“Ve Allah’ın davası için, O’nun yolunda gösterilmesi gereken en zorlu, en üstün çabalara girişin; (mesajına muhatap ve taşıyıcı olarak) sizi seçen ve din konusunda üzerinize bir zorluk, bir güçlük yüklemeyen O’dur: (ve size) atanız İbrahim’in inancını (izlemeyi öneren de O). Elçi’nin sizin önünüzde ve sizin de tüm insanlığın önünde gerçeğe tanık olmanız için geçmiş çağlarda da, bu ilahi mesajda da, sizi “kendilerini yürekten Allaha teslim edenler” diye isimlendiren O’dur. Öyleyse, salatta devamlı ve duyarlı olun, arınmak için verilmesi gerekeni verin ve sımsıkı Allah’a bağlanın. Sizin gerçek Efendiniz O’dur; ne üstün, ne yüce Efendi; ne üstün, ne yüce Yardımcı!”<22-Hacc/78>

irçok insan var ki, orta ve ileri yaşlarına kadar belki düzenli/düzensiz oruç tutmuş, düzenli/düzensiz Cumalara gitmiş (bazıları üç haftada bir Cumaya giderek durumu kurtarmayı düşünüyor..); bayram namazlarını genelde kaçırmamış fakat beş vakit namaza bir türlü alışamamıştır. Bir kısım insanımızda belki hiç namaz kılmamıştır. Muhtemelen İslam’ın öngördüğü yaşam tarzı ile dünyeviliğin öngördüğü yaşam tarzı arasında gidip gelmektedir çoğu kimse. Neyin gerçekten dinde önemli umde olduğu, neyin kültür olduğu; neyin dine uygun olduğu ve neyin uymadığı konusunda kafası hayli karışık. (Günümüzdeki tartışmalar düşünüldüğünde kafaların karışık olması da gayet normal.) Bir şekilde bu iç çekişmesini halletse veya baskılasa ve böylece beş vakit namaza niyetlense, önüne geçmiş namazların kazası gibi büyük bir ödev çıkarılıyor. Ayrıca her vaktin namazının yanına eklenen nafileler (sünnet namazlar) zorunluluk olarak konuyor. Eğer bu güçlüğü aşabilir ve namazını kılma alışkanlığı kazanabilirse; o da herkesin yaptığını yapıyor ve rekatları çoğaltıp içeriği zayıflatıyor.

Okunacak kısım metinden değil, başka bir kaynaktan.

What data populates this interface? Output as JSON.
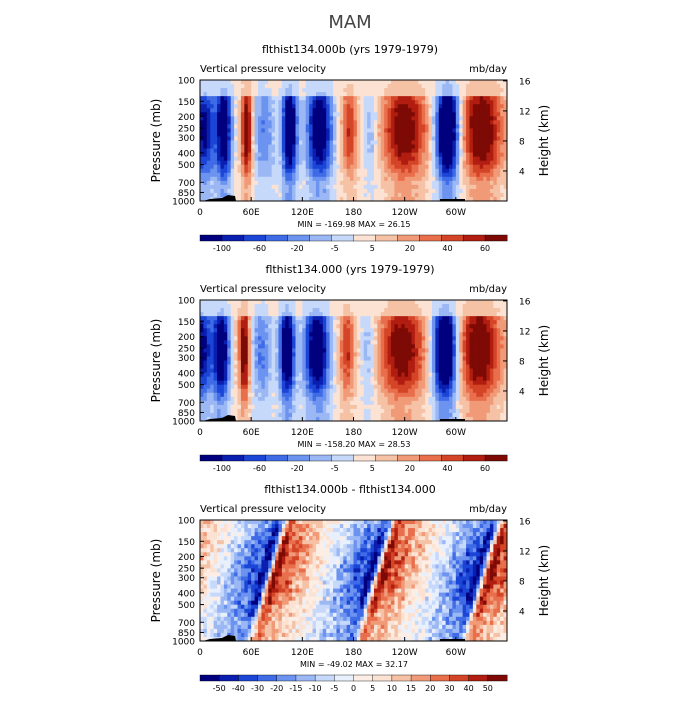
{
  "figure_title": "MAM",
  "colors": {
    "levels_main": [
      "#00007f",
      "#0a1fb0",
      "#1b45d6",
      "#3f6be6",
      "#6c93f0",
      "#9bb8f5",
      "#c7d9fb",
      "#fbe2d2",
      "#f6c2a6",
      "#f19a78",
      "#e86e4c",
      "#d44426",
      "#b11d10",
      "#7d0a05"
    ],
    "levels_diff": [
      "#00007f",
      "#0a1fb0",
      "#1b45d6",
      "#3f6be6",
      "#6c93f0",
      "#9bb8f5",
      "#c7d9fb",
      "#e8f0fd",
      "#fdeee5",
      "#fbe2d2",
      "#f6c2a6",
      "#f19a78",
      "#e86e4c",
      "#d44426",
      "#b11d10",
      "#7d0a05"
    ]
  },
  "chart_data": [
    {
      "type": "heatmap",
      "title": "flthist134.000b (yrs 1979-1979)",
      "left_string": "Vertical pressure velocity",
      "right_string": "mb/day",
      "ylabel": "Pressure (mb)",
      "ylabel_right": "Height (km)",
      "x_ticks": [
        "0",
        "60E",
        "120E",
        "180",
        "120W",
        "60W"
      ],
      "y_ticks": [
        "100",
        "150",
        "200",
        "250",
        "300",
        "400",
        "500",
        "700",
        "850",
        "1000"
      ],
      "y_ticks_right": [
        "16",
        "12",
        "8",
        "4"
      ],
      "min_max_text": "MIN = -169.98   MAX =  26.15",
      "colorbar_labels": [
        "-100",
        "-60",
        "-20",
        "-5",
        "5",
        "20",
        "40",
        "60"
      ],
      "ylim": [
        1000,
        100
      ],
      "xlim": [
        0,
        360
      ]
    },
    {
      "type": "heatmap",
      "title": "flthist134.000 (yrs 1979-1979)",
      "left_string": "Vertical pressure velocity",
      "right_string": "mb/day",
      "ylabel": "Pressure (mb)",
      "ylabel_right": "Height (km)",
      "x_ticks": [
        "0",
        "60E",
        "120E",
        "180",
        "120W",
        "60W"
      ],
      "y_ticks": [
        "100",
        "150",
        "200",
        "250",
        "300",
        "400",
        "500",
        "700",
        "850",
        "1000"
      ],
      "y_ticks_right": [
        "16",
        "12",
        "8",
        "4"
      ],
      "min_max_text": "MIN = -158.20   MAX =  28.53",
      "colorbar_labels": [
        "-100",
        "-60",
        "-20",
        "-5",
        "5",
        "20",
        "40",
        "60"
      ],
      "ylim": [
        1000,
        100
      ],
      "xlim": [
        0,
        360
      ]
    },
    {
      "type": "heatmap",
      "title": "flthist134.000b - flthist134.000",
      "left_string": "Vertical pressure velocity",
      "right_string": "mb/day",
      "ylabel": "Pressure (mb)",
      "ylabel_right": "Height (km)",
      "x_ticks": [
        "0",
        "60E",
        "120E",
        "180",
        "120W",
        "60W"
      ],
      "y_ticks": [
        "100",
        "150",
        "200",
        "250",
        "300",
        "400",
        "500",
        "700",
        "850",
        "1000"
      ],
      "y_ticks_right": [
        "16",
        "12",
        "8",
        "4"
      ],
      "min_max_text": "MIN = -49.02   MAX =  32.17",
      "colorbar_labels": [
        "-50",
        "-40",
        "-30",
        "-20",
        "-15",
        "-10",
        "-5",
        "0",
        "5",
        "10",
        "15",
        "20",
        "30",
        "40",
        "50"
      ],
      "ylim": [
        1000,
        100
      ],
      "xlim": [
        0,
        360
      ]
    }
  ]
}
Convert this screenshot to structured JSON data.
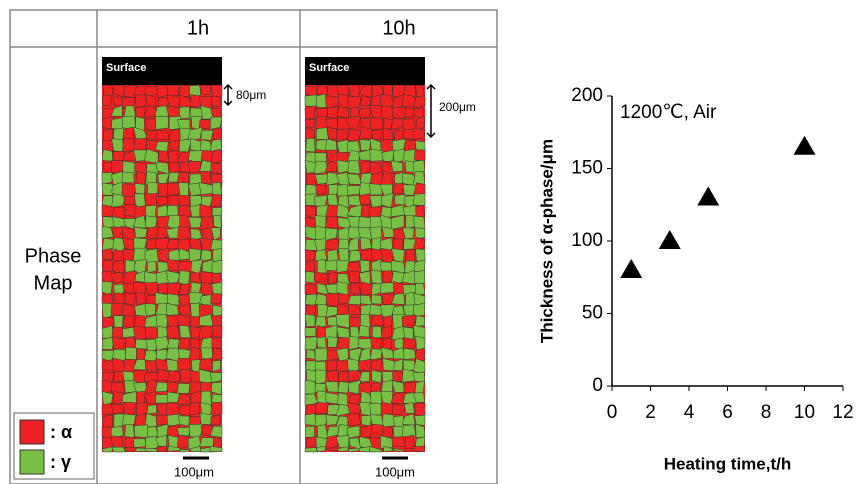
{
  "figure": {
    "columns": [
      "1h",
      "10h"
    ],
    "row_label": [
      "Phase",
      "Map"
    ],
    "surface_labels": [
      "Surface",
      "Surface"
    ],
    "depth_labels": [
      "80μm",
      "200μm"
    ],
    "scale_labels": [
      "100μm",
      "100μm"
    ],
    "legend": [
      ": α",
      ": γ"
    ]
  },
  "chart_data": {
    "type": "scatter",
    "annotation": "1200℃, Air",
    "x_label": "Heating time,t/h",
    "y_label": "Thickness of α-phase/μm",
    "x": [
      1,
      3,
      5,
      10
    ],
    "values": [
      80,
      100,
      130,
      165
    ],
    "color": "#000000",
    "xlim": [
      0,
      12
    ],
    "xticks": [
      0,
      2,
      4,
      6,
      8,
      10,
      12
    ],
    "ylim": [
      0,
      200
    ],
    "yticks": [
      0,
      50,
      100,
      150,
      200
    ],
    "grid": false
  }
}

Yani astarından kesip yüzüne yamıyor. Ne yazık ki insanımız dünya işlerine ayırdığı profesyonel yaklaşımını ve amatör hevesini dinin emirleri noktasında pek esirgemektedir. Ve bu alanda yaşanan kafa karışıklığını; veya Müslüman dünyasının içinde bulunduğu hali; vaya dindar camia içindeki şarlatanların din istismarını; veya tek-tek dindar kimliklerin hatalarını bahane ederek kendilerinin dine soğuk durumlarını sürdürmektedirler. Aslında bu da bir istismar şeklidir ve hesap günü asla mazeret olmayacaktır…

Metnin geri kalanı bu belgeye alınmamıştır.